# More: In-Depth Discussion of the Reasoning Activities in "Teaching Fractions and Ratios for Understanding"

By Susan J. Lamon | Go to book overview

Chapter 4
Units and Unitizing
1. a. If 1 2/3 = 5/3 is 10 strips, then 1/3 is 2 strips, so 3/3 = 1 is 6 strips.
 a. Because 5 orks = 15 squares, 1 ork = 3 squares and 1/3 ork = 1 square. 1 2/3 = 5/3 orks must be 5 squares. b. If 1/5 is 4 stars, then 5/5 = 1 is 20 stars. 1/4 is 5 stars and 3/4 is 15 stars. c. If 9 triangles = 3/7, then 3 triangles = 1/7. So 5/7 must be 15 triangles. d. If 1/2 is 2 circles, then 2/2 = 1 must be 4 circles. 8/8 is 4 circles and 1/8 is 1/2 circle, so 3/8 is 1 1/2 circles.

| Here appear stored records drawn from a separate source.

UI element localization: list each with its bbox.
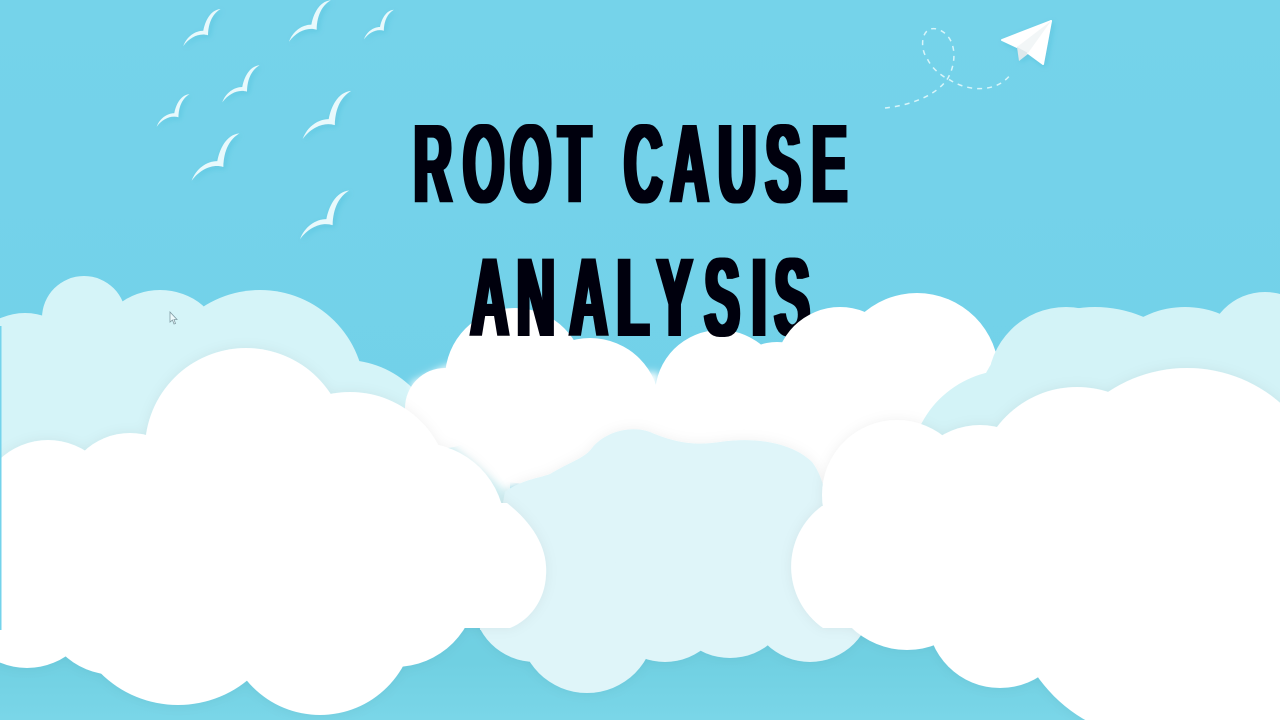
- cloud: centre pale: [473, 429, 872, 693]
- flock of birds: [157, 0, 394, 239]
- title: [414, 100, 847, 360]
- cloud: back right: [910, 292, 1280, 570]
- icon: mouse cursor: [170, 312, 177, 324]
- title: ANALYSIS: [471, 234, 810, 360]
- left edge sliver: [0, 326, 2, 630]
- cloud: back left: [0, 276, 510, 560]
- cloud: middle centre bump: [640, 330, 990, 520]
- cloud: middle left: [405, 308, 660, 490]
- dashed flight path: [885, 29, 1011, 108]
- cloud: front right: [791, 368, 1280, 720]
- title: ROOT CAUSE: [414, 100, 847, 227]
- icon: paper plane: [1002, 21, 1051, 64]
- cloud: front left: [0, 348, 546, 715]
- cloud: middle right: [775, 293, 999, 457]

2. For the child who is just beginning to study fractions with part-- whole comparisons, this picture is confusing in more than one respect. First of all, it uses two different units. The first two fractions are shaded on a unit consisting of 2 squares, but the third fraction is shaded on a unit twice the size of the first unit. For the child who knows that 1/2 and 2/4 are equivalent fractions, the picture is terribly confusing because equivalent fractions should cover the same area (and hence look the same) on the same area model. However, the addition is not correct and so it makes little sense to try to picture it anyway.

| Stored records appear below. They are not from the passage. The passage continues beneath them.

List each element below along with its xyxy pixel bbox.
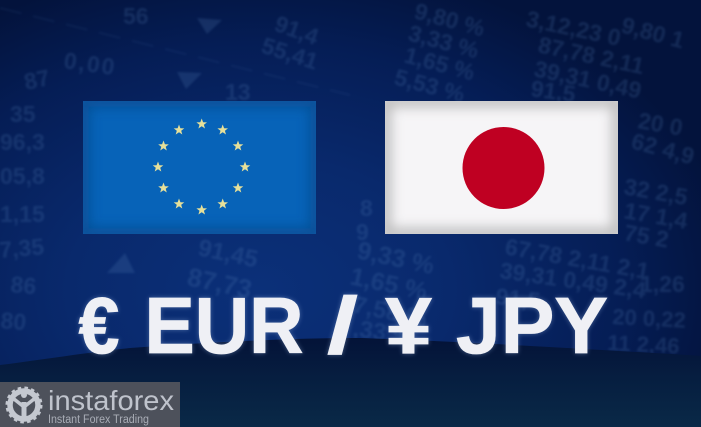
logo tagline: Instant Forex Trading (48, 414, 149, 426)
title glow: JPY (456, 281, 608, 370)
currency pair title (78, 281, 608, 370)
title glow: / (327, 281, 358, 370)
background market numbers: 20 0 (636, 107, 685, 141)
background market numbers: 3,33 % (406, 20, 482, 63)
background market numbers: 39,31 0,49 (532, 55, 644, 103)
background market numbers: 62 4,9 (629, 128, 697, 169)
logo gear icon (7, 388, 41, 422)
background market numbers: 96,3 (0, 129, 45, 155)
background triangles (107, 18, 222, 273)
title letters (78, 281, 608, 370)
background market numbers: ,33 % (351, 315, 416, 350)
euro flag (83, 101, 316, 234)
background market numbers: 1,26 (640, 271, 685, 297)
background market numbers: 75 2 (622, 219, 671, 253)
background market numbers: 13 (225, 79, 251, 105)
background market numbers: 55,41 (258, 32, 321, 75)
background market numbers: 67,78 2,11 2,1 (503, 233, 651, 284)
background market numbers: 91,5 (494, 283, 542, 314)
title letters: / (327, 281, 358, 370)
title letters: € (78, 281, 120, 370)
title letters: EUR (144, 281, 304, 370)
title glow: EUR (144, 281, 304, 370)
background market numbers: 9 (356, 219, 369, 245)
background market numbers: 86 (10, 271, 37, 299)
title letters: ¥ (385, 281, 433, 370)
title glow: € (78, 281, 120, 370)
background market numbers: 87 (22, 64, 52, 95)
background market numbers: 91,45 (196, 234, 260, 273)
background market numbers: 87,73 (185, 262, 255, 304)
background market numbers: 35 (10, 101, 36, 127)
japan flag vignette (385, 101, 618, 234)
dark hill (0, 338, 701, 427)
title glow: ¥ (385, 281, 433, 370)
background market numbers: 3,12,23 0 (524, 5, 623, 51)
instaforex logo panel (0, 382, 180, 427)
background market numbers: 39,31 0,49 2,4 (498, 257, 648, 303)
background market numbers: 91,4 (271, 10, 322, 50)
background market numbers: 1,65 % (402, 42, 478, 85)
flag red disc (462, 127, 544, 209)
background market numbers: 1,15 (0, 201, 45, 227)
euro flag vignette (83, 101, 316, 234)
background streak (0, 8, 350, 95)
background market numbers: 8 (360, 195, 373, 221)
background market numbers: 87,78 2,11 (536, 31, 647, 79)
flag stars (153, 118, 250, 214)
background market numbers: 11 2,46 (607, 330, 680, 359)
background market numbers: 56 (123, 3, 149, 29)
background market numbers: 0,00 (62, 47, 118, 80)
background market numbers: 9,80 1 (619, 12, 687, 53)
background market numbers: 20 0,22 (612, 304, 686, 333)
title glow (78, 281, 608, 370)
background market numbers: 91,5 (529, 75, 577, 107)
background market numbers: 1,65 % (348, 262, 430, 306)
background market numbers: 5,53 % (392, 64, 468, 107)
background market numbers: 80 (0, 307, 27, 335)
background market numbers: 9,33 % (355, 236, 437, 280)
title letters: JPY (456, 281, 608, 370)
background market numbers: 32 2,5 (622, 173, 690, 210)
japan flag (385, 101, 618, 234)
background market numbers: 17 1,4 (622, 197, 690, 234)
background market numbers: 05,8 (0, 163, 45, 189)
background market numbers: 7,58 % (351, 291, 429, 333)
logo wordmark: instaforex (48, 385, 174, 416)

We would not want to use this picture with children whose only interpretation of fractions was the part--whole comparison. However, as we have already pointed out, the same fraction notation may be used to convey many different meanings. The fractions in this picture may be interpreted as ratios; ratio addition is different from addition with part--whole comparisons. If we interpret the first two pictures as "1 out of 2" then 1 out of 2 and another 1 out of 2 gives 2 out of 4. You can think about this in a baseball context. If you hit 1 ball out of 2 and later in the practice hit 1 ball out of 2, then for the day, you hit 2 out of 4 balls. But even if we limit the discussion to ratio situations, we still must take great care to make sure that pictures correspond with interpretations. For example, we could write 1:2 or 1/2 meaning a ratio of 1 shaded square to 2 nonshaded squares. For this interpretation, the pictures do not work.